Henri LEHMANN
(Kiel, 1814 – Paris, 1882)
Louise aux cieux, entourée d’un choeur d’anges
1857
Encre brune, plume, lavis brun et rehauts de gouache blanche sur papier chamoisé
diamètre sujet 255 mm, feuille 335 x 295 m
Monogrammé « HL » et daté « août 1857 » au centre
Annoté « Henri Lehmann» en bas à droite
Meilleur disciple d’Ingres, le classicisme d’Henri Lehmann se manifeste par la primauté du dessin, la pureté du contour, la précision du modelé, l’équilibre de la composition. Mails il est aussi un romantique. Peintre d’origine allemande, Lehmann avoue volontiers son atavisme germanique et une parenté avec l’école des Nazaréens, dont les préoccupations spirituelles rejoignent cette des élèves d’Ingres.
Notre dessin est un hommage à Louise Lehmann, ici représentée en angelot. L’enfant ailé représentée au centre de notre dessin est en effet la propre fille de Lehmann. Ces deux enfants moururent entre trois et quatre ans, victimes du croup à quelques mois d’intervalle, d’abord Louise en 1857 suivie de Léonie en 1858, laissant le peintre inconsolable.
Œuvre en rapport : étude de deux petites filles en angelot, crayon, conté avec rehauts de blanc sur papier chamoisé, 364 x 271 mm. Historique : fonds de la famille de l’artiste, Paris, collection privée.
Bibliographie : Marie-Madeleine Aubrun, Franck Folliot, Roselyne Hurel ; Catalogue d’Exposition du musée Carnavalet, 7 juin – 4 septembre 1983, Henri Lehmann (1814-1882) Portrait et décors parisiens, p.46, cat. 9.
Dans cette composition circulaire en tondo, Henri Lehmann livre une œuvre d’une profonde intimité, mêlant la rigueur néoclassique apprise chez son maître Ingres à une sensibilité nazaréenne. Le dessin représente, selon la tradition familiale, la fille de l’artiste précocement disparue. Elle occupe le centre de la scène, transfigurée en un ange aux ailes délicatement déployées. Assise sur une nuée vaporeuse, elle tient entre ses mains des fleurs — symbole de la brièveté de la vie et de la pureté — qu’elle semble répandre sur le monde d’en bas. L’enfant est entourée d’un chœur céleste : à gauche un ange musicien accorde un luth, évoquant l’harmonie divine. À droite, un groupe de figures angéliques, dont une jouant de la harpe, observe l’enfant avec une bienveillance empreinte de solennité. En partie supérieure, une guirlande de putti s’ébat dans les nuages, renforçant la dimension spirituelle et sacrée de la scène.

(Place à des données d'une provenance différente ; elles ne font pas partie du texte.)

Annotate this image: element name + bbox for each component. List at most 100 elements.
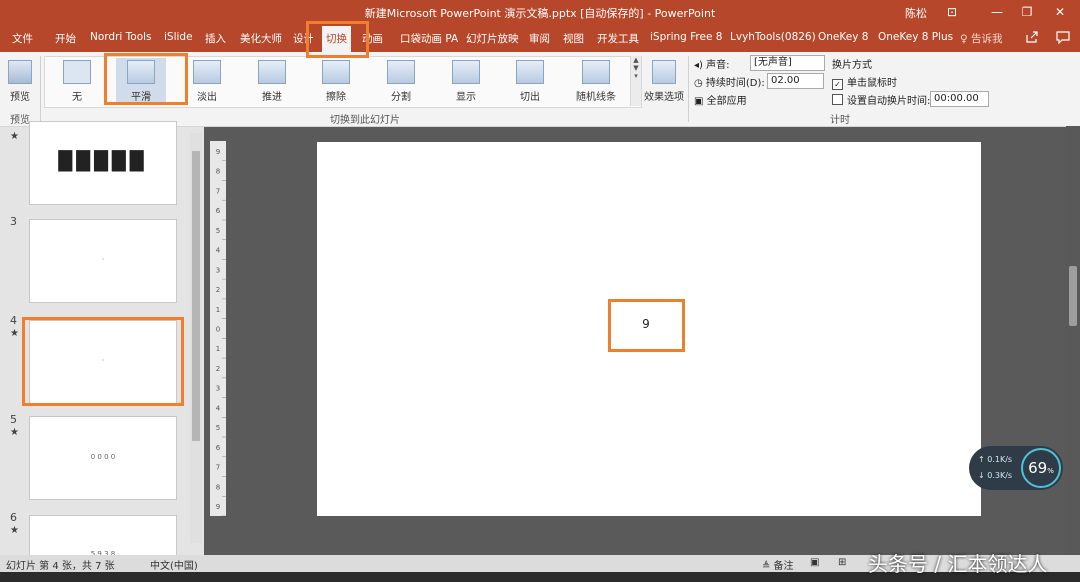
on-click-label: 单击鼠标时 <box>847 78 897 89</box>
transition-fade-icon <box>193 60 221 84</box>
transition-cut[interactable]: 切出 <box>505 58 555 103</box>
ribbon-options-icon[interactable]: ⊡ <box>940 3 964 21</box>
tab-onekey8-plus[interactable]: OneKey 8 Plus <box>878 31 953 43</box>
ruler-label: 7 <box>216 187 220 195</box>
transition-reveal[interactable]: 显示 <box>441 58 491 103</box>
comment-icon[interactable] <box>1056 30 1070 44</box>
ruler-label: 2 <box>216 365 220 373</box>
transition-reveal-icon <box>452 60 480 84</box>
transition-split-label: 分割 <box>391 92 411 103</box>
slide-thumbnail-2[interactable]: █████ <box>29 121 177 205</box>
after-option[interactable]: 设置自动换片时间: <box>832 92 930 107</box>
ruler-label: 7 <box>216 464 220 472</box>
transition-fade[interactable]: 淡出 <box>182 58 232 103</box>
ruler-label: 6 <box>216 207 221 215</box>
sound-label-text: 声音: <box>706 60 730 71</box>
ruler-label: 4 <box>216 404 221 412</box>
editor-scrollbar[interactable] <box>1066 126 1080 556</box>
ruler-label: 0 <box>216 326 220 334</box>
tab-view[interactable]: 视图 <box>563 31 584 46</box>
ruler-label: 1 <box>216 306 220 314</box>
tab-insert[interactable]: 插入 <box>205 31 226 46</box>
transition-none[interactable]: 无 <box>52 58 102 103</box>
preview-group-label: 预览 <box>10 115 30 126</box>
close-button[interactable]: ✕ <box>1048 3 1072 21</box>
transition-random-bars-icon <box>582 60 610 84</box>
language-status[interactable]: 中文(中国) <box>150 557 198 572</box>
minimize-button[interactable]: — <box>985 3 1009 21</box>
transition-random-bars[interactable]: 随机线条 <box>571 58 621 103</box>
after-time-input[interactable]: 00:00.00 <box>930 91 989 107</box>
ruler-label: 5 <box>216 227 220 235</box>
on-click-checkbox[interactable]: ✓ <box>832 79 843 90</box>
share-icon[interactable] <box>1025 30 1039 44</box>
apply-all-button[interactable]: ▣ 全部应用 <box>694 92 747 107</box>
transition-reveal-label: 显示 <box>456 92 476 103</box>
normal-view-icon[interactable]: ▣ <box>810 557 819 568</box>
tab-lvyhtools[interactable]: LvyhTools(0826) <box>730 31 816 43</box>
tab-home[interactable]: 开始 <box>55 31 76 46</box>
tab-islide[interactable]: iSlide <box>164 31 193 43</box>
tab-slideshow[interactable]: 幻灯片放映 <box>466 31 519 46</box>
notes-button[interactable]: ≜ 备注 <box>762 557 794 572</box>
slide-thumbnail-3[interactable]: · <box>29 219 177 303</box>
highlight-morph-transition <box>104 53 188 105</box>
transition-cut-icon <box>516 60 544 84</box>
ruler-label: 2 <box>216 286 220 294</box>
slides-scrollbar[interactable] <box>190 133 202 543</box>
slides-scrollbar-thumb[interactable] <box>192 151 200 441</box>
menu-bar: 文件 开始 Nordri Tools iSlide 插入 美化大师 设计 切换 … <box>0 24 1080 52</box>
duration-label-text: 持续时间(D): <box>705 78 765 89</box>
slide-sorter-icon[interactable]: ⊞ <box>838 557 846 568</box>
tell-me-search[interactable]: ♀ 告诉我 <box>960 31 1003 46</box>
preview-icon <box>8 60 32 84</box>
after-label: 设置自动换片时间: <box>847 96 931 107</box>
slide-animation-star: ★ <box>10 131 19 142</box>
transition-none-icon <box>63 60 91 84</box>
user-name[interactable]: 陈松 <box>905 5 927 21</box>
tab-file[interactable]: 文件 <box>12 31 33 46</box>
on-click-option[interactable]: ✓ 单击鼠标时 <box>832 74 897 90</box>
slide-number-4: 4 <box>10 314 17 327</box>
advance-header: 换片方式 <box>832 60 872 71</box>
tab-pocket-animation[interactable]: 口袋动画 PA <box>400 31 458 46</box>
preview-button[interactable]: 预览 <box>0 58 40 103</box>
tab-review[interactable]: 审阅 <box>529 31 550 46</box>
timing-group-label: 计时 <box>830 115 850 126</box>
gallery-scroll[interactable]: ▲ ▼ ▾ <box>630 56 641 106</box>
ruler-label: 3 <box>216 385 220 393</box>
transition-fade-label: 淡出 <box>197 92 217 103</box>
ruler-label: 5 <box>216 424 220 432</box>
slide-thumbnail-5[interactable]: 0 0 0 0 <box>29 416 177 500</box>
memory-percent-unit: % <box>1047 467 1054 475</box>
effect-options-label: 效果选项 <box>644 92 684 103</box>
transition-group-label: 切换到此幻灯片 <box>330 115 400 126</box>
after-checkbox[interactable] <box>832 94 843 105</box>
tab-onekey8[interactable]: OneKey 8 <box>818 31 868 43</box>
duration-input[interactable]: 02.00 <box>767 73 824 89</box>
network-speed-widget[interactable]: ↑ 0.1K/s ↓ 0.3K/s 69% <box>969 446 1063 490</box>
ribbon-separator <box>40 56 41 122</box>
transition-push[interactable]: 推进 <box>247 58 297 103</box>
tab-beautify[interactable]: 美化大师 <box>240 31 282 46</box>
highlight-transitions-tab <box>306 21 369 58</box>
download-speed: ↓ 0.3K/s <box>978 471 1013 480</box>
effect-options-button[interactable]: 效果选项 <box>642 58 686 103</box>
transition-split[interactable]: 分割 <box>376 58 426 103</box>
sound-select[interactable]: [无声音] <box>750 55 825 71</box>
transition-wipe[interactable]: 擦除 <box>311 58 361 103</box>
editor-scrollbar-thumb[interactable] <box>1069 266 1077 326</box>
transition-wipe-label: 擦除 <box>326 92 346 103</box>
slide-animation-star: ★ <box>10 427 19 438</box>
slide-thumbnail-6[interactable]: 5 9 3 8 <box>29 515 177 557</box>
restore-button[interactable]: ❐ <box>1015 3 1039 21</box>
tab-developer[interactable]: 开发工具 <box>597 31 639 46</box>
transition-wipe-icon <box>322 60 350 84</box>
highlight-slide-number <box>608 299 685 352</box>
ruler-ticks: 9 8 7 6 5 4 3 2 1 0 1 2 3 4 5 6 7 8 9 <box>216 148 226 517</box>
tab-ispring[interactable]: iSpring Free 8 <box>650 31 722 43</box>
memory-percent: 69 <box>1028 459 1048 477</box>
slide-number-5: 5 <box>10 413 17 426</box>
tab-nordri-tools[interactable]: Nordri Tools <box>90 31 152 43</box>
ruler-label: 9 <box>216 503 220 511</box>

La technique est caractéristique du raffinement de Lehmann. L’utilisation du papier teinté permet de faire vibrer les rehauts de blanc, qui confèrent aux personnages une luminosité surnaturelle. Le trait est d’une précision extrême, tant dans le modelé du visage de l’enfant, dont le regard direct interpelle le spectateur, que dans le drapé des tuniques. Ici, la douleur du deuil paternel est sublimée par l’art : la figure charnelle de l’enfant décédée n’est plus une absence, mais une présence lumineuse qui a achevé son ascension, lui offrant l’immortalité de l’icône.